Na Casa Civil, Ciro Nogueira vai buscar aproximação com Judiciário e aprovação de Mendonça ao STF

Na manhã desta terça-feira, 27, o senador Ciro Nogueira (PP-PI), presidente nacional do Progressistas, anunciou, em seu perfil no Twitter, que aceitou o convite do presidente Jair Bolsonaro para assumir a Casa Civil. Com isso, um dos principais caciques do Centrão chega ao coração do governo federal, umas pasta responsável pela coordenação dos ministérios e pela articulação política.

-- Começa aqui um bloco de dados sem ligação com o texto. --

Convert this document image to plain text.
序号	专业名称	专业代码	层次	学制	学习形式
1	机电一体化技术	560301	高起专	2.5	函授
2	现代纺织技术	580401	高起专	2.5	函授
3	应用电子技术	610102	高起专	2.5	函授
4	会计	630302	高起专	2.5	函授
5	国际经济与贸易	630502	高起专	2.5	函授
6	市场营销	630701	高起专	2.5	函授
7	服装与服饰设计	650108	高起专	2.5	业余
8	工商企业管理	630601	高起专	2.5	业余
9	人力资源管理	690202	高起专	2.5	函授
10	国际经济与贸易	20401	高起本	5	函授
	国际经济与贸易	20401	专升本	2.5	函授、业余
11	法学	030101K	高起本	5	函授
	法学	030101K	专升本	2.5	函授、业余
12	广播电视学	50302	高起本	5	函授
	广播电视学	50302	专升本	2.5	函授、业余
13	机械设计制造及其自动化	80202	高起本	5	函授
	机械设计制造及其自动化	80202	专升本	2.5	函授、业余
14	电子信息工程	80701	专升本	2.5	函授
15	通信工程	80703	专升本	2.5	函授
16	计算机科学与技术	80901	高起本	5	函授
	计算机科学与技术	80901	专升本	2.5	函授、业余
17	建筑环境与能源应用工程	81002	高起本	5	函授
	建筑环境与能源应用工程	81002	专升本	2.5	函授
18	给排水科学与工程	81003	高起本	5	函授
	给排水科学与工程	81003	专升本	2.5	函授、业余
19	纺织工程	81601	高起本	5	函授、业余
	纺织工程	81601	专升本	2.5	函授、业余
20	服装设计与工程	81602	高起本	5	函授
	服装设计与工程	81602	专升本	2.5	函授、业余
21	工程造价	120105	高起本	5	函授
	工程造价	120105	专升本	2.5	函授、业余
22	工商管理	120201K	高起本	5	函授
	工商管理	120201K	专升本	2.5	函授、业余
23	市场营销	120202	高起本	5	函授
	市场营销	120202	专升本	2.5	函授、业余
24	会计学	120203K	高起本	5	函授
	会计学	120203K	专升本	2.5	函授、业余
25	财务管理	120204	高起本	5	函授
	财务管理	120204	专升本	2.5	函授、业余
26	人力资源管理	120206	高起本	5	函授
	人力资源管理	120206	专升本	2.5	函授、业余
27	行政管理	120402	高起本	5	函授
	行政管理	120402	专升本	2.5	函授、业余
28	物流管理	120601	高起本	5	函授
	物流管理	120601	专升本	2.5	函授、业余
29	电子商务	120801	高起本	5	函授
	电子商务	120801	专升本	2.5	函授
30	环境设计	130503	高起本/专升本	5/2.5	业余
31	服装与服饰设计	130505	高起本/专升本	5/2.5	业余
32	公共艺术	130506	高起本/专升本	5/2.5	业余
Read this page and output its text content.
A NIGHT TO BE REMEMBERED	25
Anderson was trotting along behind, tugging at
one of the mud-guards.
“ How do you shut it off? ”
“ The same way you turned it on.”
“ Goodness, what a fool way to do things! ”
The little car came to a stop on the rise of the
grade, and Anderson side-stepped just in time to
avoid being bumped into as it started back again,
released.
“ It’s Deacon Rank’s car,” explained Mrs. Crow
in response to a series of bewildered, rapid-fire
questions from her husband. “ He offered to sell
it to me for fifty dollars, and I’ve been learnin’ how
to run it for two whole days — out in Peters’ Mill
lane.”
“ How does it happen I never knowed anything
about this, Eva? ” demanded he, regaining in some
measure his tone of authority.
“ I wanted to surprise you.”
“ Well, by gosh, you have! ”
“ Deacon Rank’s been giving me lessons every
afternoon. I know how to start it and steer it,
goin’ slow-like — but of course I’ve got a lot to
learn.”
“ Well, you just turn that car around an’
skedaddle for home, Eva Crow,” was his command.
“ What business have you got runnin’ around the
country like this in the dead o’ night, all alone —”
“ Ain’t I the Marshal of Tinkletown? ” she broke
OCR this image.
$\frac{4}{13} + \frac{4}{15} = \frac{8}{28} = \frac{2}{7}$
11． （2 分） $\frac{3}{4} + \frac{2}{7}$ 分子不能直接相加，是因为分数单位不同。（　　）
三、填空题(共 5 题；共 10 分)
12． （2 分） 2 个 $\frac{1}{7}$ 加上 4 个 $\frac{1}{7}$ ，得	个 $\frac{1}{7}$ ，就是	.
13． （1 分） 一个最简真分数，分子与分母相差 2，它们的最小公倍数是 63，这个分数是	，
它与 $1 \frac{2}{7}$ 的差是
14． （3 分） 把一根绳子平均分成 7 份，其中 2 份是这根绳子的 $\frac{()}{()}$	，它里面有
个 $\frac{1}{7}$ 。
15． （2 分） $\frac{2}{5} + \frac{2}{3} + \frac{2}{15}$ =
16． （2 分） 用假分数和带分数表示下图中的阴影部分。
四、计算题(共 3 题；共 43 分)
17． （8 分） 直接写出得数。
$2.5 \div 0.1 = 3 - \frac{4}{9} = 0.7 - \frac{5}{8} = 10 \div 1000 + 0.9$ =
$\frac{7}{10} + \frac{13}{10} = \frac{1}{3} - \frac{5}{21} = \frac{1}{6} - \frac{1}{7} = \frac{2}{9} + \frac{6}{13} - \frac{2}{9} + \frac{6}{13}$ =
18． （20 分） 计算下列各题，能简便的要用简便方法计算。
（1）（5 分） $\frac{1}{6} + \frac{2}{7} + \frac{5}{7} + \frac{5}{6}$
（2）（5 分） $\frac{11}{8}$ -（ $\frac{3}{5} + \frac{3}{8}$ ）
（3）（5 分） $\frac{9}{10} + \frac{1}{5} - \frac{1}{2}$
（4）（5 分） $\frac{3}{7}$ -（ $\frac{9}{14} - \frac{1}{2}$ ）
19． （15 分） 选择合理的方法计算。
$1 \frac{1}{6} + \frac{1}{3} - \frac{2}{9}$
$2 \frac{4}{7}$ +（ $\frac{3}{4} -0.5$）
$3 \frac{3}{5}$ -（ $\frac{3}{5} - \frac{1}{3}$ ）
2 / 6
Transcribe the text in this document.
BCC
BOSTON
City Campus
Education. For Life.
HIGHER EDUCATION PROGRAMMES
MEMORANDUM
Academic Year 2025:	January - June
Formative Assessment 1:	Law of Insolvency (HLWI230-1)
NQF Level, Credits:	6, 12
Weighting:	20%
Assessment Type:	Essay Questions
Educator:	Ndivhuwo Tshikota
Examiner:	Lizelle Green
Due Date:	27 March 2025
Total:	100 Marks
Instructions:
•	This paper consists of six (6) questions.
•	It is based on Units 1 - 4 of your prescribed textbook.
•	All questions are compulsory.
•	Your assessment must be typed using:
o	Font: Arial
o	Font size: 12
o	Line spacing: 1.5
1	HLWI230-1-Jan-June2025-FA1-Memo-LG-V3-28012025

O parlamentar assume com o objetivo de melhorar a relação do Palácio do Planalto com o Judiciário e garantir a aprovação do nome do ministro da Advocacia-Geral da União (AGU), André Mendonça, indicado por Bolsonaro para a vaga do ministro Marco Aurélio Mello no Supremo Tribunal Federal (STF). O ministro “terrivelmente evangélico” será sabatinado pela Comissão de Constituição e Justiça (CCJ) do Senado e precisará da aprovação da maioria dos parlamentares no plenário da Casa.

Segundo um relato feito à Jovem Pan por um auxiliar presidencial, Bolsonaro está incomodado com alguns movimentos de ministros do STF, em especial, Luís Roberto Barroso e Alexandre de Moraes. Para o presidente, Barroso atua diretamente contra a aprovação da PEC do voto impresso, uma das principais bandeiras do bolsonarismo no Congresso. Publicamente, o mandatário do país tem subido o tom contra o magistrado, a quem já chamou de “imbecil” e “idiota”, além de dizer que o ministro defende a pedofilia – o que é mentira. Para Bolsonaro, Moraes, que abriu um novo inquérito para apurar a existência de uma “organização criminosa” digital montada “com a nítida finalidade de atentar contra a democracia e o Estado de Direito”, persegue aliados para desgastar a imagem do governo. Em razão disso, Nogueira assume com a missão de “destensionar” a relação entre Executivo e Judiciário.

Em paralelo, uma das primeiras atribuições do líder do Centrão será trabalhar pela aprovação de André Mendonça para o STF. O advogado-geral da União enfrenta resistência de alguns senadores, que preferiam a indicação do procurador-geral da República, Augusto Aras. O chefe do Ministério Público Federal (MPF) foi indicado por Bolsonaro para um novo mandato à frente da Procuradoria-Geral da República (PGR). Nos bastidores, parlamentares se referem a Mendonça como “o Fachin de Bolsonaro”. Indicado ao Supremo pela então presidente Dilma Rousseff (PT), o ministro Edson Fachin se tornou um dos principais defensores da Operação Lava Jato, que atingiu o núcleo duro do PT.

A escolha de Ciro Nogueira também representa um “afago” ao Senado. Há alguns meses, parlamentares vinham cobrando do Palácio do Planalto uma aproximação com os senadores. Em outros momentos da gestão, deputados foram agraciados com ministérios e postos importantes da República. São os casos, por exemplo, de Tereza Cristina (ministra da Agricultura e deputada eleita pelo DEM), Onyx Lorenzoni (DEM-RS), Marcelo Álvaro Antonio (ex-ministro do Turismo, deputado eleito pelo PSL de Minas Gerais), Fábio Faria (ministro das Comunicações e deputado pelo PSD do Rio Grande do Norte) e Flávia Arruda (ministra da Secretaria de Governo e deputada pelo PL do Distrito Federal). É no Senado, também, que a CPI da Covid-19 avança contra o governo.